‹ Cours familier de Littérature - Volume 03Chapitre 115 sur 137 · I

I

Vive la jeunesse!... mais à condition de ne pas durer toute la vie!...

Cette exclamation nous est inspirée par la mémoire d'un homme qui vient de chanter et de mourir comme un rossignol au printemps, ivre de mélodie, de rayons et de gouttes de rosée. Le rossignol, c'est Alfred de Musset. Alfred de Musset est la personnification de la jeunesse.

La jeunesse est la vie en séve; c'est aussi le génie en fleur. Si nous étions encore poëte, nous dirions:

«Il y a dans la famille des végétaux, des plantes, des arbres, des arbustes à doubles fleurs dont la séve ne se noue jamais en fruits, précisément parce que la fleur double épuise l'arbuste; plantes dont la seule destination est de peindre la terre d'un arc-en-ciel de riantes couleurs étendues sur les pelouses, les parterres, les forêts, et d'embaumer le printemps en livrant au vent d'été leurs corolles stériles.

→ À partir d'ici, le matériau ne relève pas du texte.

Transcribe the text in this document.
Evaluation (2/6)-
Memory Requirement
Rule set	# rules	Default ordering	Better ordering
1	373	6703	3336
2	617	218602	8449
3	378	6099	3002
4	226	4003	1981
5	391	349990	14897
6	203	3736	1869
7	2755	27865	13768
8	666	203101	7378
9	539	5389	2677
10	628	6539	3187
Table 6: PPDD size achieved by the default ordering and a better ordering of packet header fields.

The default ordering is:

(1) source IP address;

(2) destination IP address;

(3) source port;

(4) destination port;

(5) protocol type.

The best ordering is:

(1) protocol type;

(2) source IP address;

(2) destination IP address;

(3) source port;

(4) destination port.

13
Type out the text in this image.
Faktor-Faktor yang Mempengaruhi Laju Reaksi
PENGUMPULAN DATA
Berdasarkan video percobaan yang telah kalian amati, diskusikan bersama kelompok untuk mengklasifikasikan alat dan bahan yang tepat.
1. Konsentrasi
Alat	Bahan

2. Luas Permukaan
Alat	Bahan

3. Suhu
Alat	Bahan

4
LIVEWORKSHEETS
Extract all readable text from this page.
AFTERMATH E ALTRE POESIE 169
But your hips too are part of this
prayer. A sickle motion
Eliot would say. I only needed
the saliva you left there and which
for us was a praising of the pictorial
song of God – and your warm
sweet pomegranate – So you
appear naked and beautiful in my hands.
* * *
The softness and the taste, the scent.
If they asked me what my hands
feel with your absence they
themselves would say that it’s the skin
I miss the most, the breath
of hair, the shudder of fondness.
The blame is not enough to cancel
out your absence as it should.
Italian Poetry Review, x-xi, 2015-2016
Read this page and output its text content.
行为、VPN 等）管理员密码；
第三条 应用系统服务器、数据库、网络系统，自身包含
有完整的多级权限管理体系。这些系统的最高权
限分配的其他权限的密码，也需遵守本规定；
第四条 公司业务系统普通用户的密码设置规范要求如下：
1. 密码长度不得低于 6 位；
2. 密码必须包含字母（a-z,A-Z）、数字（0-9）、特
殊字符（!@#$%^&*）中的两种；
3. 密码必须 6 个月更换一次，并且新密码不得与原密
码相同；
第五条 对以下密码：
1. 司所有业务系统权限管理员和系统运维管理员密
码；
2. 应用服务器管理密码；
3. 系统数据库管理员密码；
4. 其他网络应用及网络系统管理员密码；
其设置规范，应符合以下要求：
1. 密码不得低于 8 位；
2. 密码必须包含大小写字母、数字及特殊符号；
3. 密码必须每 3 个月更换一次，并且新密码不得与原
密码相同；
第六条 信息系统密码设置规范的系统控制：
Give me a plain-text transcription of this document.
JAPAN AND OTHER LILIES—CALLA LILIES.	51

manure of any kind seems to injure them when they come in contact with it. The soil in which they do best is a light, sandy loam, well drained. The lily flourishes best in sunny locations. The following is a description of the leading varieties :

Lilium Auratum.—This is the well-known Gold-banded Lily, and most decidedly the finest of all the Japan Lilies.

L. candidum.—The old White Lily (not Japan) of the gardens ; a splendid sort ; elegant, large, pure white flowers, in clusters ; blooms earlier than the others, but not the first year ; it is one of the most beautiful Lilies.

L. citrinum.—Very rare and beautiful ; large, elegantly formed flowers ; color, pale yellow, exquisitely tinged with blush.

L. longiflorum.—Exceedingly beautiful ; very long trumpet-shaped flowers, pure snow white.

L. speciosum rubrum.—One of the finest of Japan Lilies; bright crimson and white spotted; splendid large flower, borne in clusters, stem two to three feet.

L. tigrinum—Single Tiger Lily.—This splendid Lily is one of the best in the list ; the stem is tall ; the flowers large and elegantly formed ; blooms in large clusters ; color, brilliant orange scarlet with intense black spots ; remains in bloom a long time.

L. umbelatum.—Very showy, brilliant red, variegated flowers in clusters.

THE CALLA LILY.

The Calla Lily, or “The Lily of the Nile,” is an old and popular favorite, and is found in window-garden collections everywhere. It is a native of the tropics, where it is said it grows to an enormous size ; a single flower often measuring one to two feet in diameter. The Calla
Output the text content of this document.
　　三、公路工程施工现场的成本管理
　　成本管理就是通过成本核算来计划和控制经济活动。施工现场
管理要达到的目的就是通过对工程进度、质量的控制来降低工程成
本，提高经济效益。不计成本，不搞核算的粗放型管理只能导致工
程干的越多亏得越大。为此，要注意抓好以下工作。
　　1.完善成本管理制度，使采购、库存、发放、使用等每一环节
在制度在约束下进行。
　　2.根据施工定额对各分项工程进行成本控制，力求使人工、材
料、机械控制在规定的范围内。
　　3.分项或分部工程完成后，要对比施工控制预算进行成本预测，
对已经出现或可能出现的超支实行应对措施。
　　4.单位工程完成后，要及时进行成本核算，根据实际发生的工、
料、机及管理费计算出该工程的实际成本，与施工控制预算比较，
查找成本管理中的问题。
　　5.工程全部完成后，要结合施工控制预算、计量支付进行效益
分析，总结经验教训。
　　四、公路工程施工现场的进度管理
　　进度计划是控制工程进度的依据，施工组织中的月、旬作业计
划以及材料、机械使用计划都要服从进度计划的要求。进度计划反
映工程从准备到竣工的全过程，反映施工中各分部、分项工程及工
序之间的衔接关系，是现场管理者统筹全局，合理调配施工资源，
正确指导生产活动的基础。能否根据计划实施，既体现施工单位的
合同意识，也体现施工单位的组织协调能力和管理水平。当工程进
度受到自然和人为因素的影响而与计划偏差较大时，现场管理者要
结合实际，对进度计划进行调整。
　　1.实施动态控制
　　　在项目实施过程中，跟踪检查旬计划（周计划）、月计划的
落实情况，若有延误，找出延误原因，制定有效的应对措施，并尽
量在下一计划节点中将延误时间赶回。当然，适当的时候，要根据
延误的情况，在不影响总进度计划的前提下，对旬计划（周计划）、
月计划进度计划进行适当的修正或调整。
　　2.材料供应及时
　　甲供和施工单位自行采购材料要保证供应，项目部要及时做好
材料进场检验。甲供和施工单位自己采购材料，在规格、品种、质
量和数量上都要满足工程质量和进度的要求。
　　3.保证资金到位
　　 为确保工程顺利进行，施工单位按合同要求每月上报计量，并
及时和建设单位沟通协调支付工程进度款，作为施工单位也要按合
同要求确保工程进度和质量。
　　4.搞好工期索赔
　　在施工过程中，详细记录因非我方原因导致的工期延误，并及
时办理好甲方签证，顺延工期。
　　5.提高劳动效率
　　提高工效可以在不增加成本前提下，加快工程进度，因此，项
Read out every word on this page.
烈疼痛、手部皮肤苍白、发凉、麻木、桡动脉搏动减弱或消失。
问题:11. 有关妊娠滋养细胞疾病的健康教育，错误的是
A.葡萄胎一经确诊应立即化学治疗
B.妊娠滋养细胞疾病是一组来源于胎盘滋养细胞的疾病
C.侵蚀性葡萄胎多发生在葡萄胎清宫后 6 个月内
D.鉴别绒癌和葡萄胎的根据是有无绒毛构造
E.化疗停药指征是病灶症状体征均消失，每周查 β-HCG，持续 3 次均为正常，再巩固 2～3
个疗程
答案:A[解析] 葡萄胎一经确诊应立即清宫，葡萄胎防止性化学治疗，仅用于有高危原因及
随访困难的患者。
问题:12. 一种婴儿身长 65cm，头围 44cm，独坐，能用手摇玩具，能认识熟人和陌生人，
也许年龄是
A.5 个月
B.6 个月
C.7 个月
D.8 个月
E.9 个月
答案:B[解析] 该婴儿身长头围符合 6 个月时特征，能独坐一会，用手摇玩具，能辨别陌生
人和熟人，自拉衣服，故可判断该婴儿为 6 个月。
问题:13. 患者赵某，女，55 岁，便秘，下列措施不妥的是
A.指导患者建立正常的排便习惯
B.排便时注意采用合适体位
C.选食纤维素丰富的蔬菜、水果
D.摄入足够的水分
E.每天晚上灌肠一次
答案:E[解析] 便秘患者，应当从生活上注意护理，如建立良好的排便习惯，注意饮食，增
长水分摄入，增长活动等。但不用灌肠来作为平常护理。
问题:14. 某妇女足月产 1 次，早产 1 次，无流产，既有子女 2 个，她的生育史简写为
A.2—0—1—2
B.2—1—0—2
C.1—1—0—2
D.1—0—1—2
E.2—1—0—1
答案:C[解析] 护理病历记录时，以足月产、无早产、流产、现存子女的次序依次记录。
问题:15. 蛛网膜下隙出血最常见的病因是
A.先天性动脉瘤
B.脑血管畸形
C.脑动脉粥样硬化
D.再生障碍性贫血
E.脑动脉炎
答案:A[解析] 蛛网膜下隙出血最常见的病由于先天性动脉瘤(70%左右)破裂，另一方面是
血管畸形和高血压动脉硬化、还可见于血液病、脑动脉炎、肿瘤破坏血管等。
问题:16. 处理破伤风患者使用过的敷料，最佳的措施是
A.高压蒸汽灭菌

La plupart de ces débris tombent à terre sans que personne les ramasse.

«Neige odorante du printemps! comme dit Hugo.

«Les plus parfumées et les plus salubres sont ramassées soigneusement au pied de l'arbuste qui les a portées par les jeunes filles des bords du Bosphore ou de Fontenay-aux-Roses; elles en remplissent leurs tabliers et leurs corbeilles. Elles les distillent, elles en fixent l'odeur volatile, elles en remplissent, sous forme d'une goutte de liqueur ou d'huile suave, des flacons que respirent avec délices les odalisques, les voluptueux et les amants.

«Eh bien! de même il y a dans la famille humaine des _hommes printaniers_, si l'on peut se servir de cette expression, âmes à doubles fleurs et sans fruits, qui accomplissent toute leur destinée en fleurissant, en coloriant, en embaumant leur vie et celle de leurs contemporains, mais dont on fixe cependant l'éclat et le parfum dans la mémoire en volumes de vers ou de prose immortels, oeuvres qu'on ne compulse pas, mais qu'on respire, qui ne nourrissent pas, mais qui enivrent! Ce sont les oeuvres et les hommes de la littérature légère.»

De ces hommes et de ces livres il y en a eu dans tous les siècles et dans tous les pays, depuis _Salomon_ en Judée, _Anacréon_ en Grèce, _Horace_ à Rome, _Hafiz_ en Perse, _Saint-Évremond_, _Chaulieu_, _Voltaire_ en France, _Byron_ et _Moore_ en Angleterre, _Heine_, plus amer que suave en Allemagne, jusqu'à Alfred de Musset, fleur sans épine, abeille sans dard, dont nous remuons avec délicatesse la cendre toute tiède encore aujourd'hui! Ces hommes sont l'éternelle jeunesse de la littérature.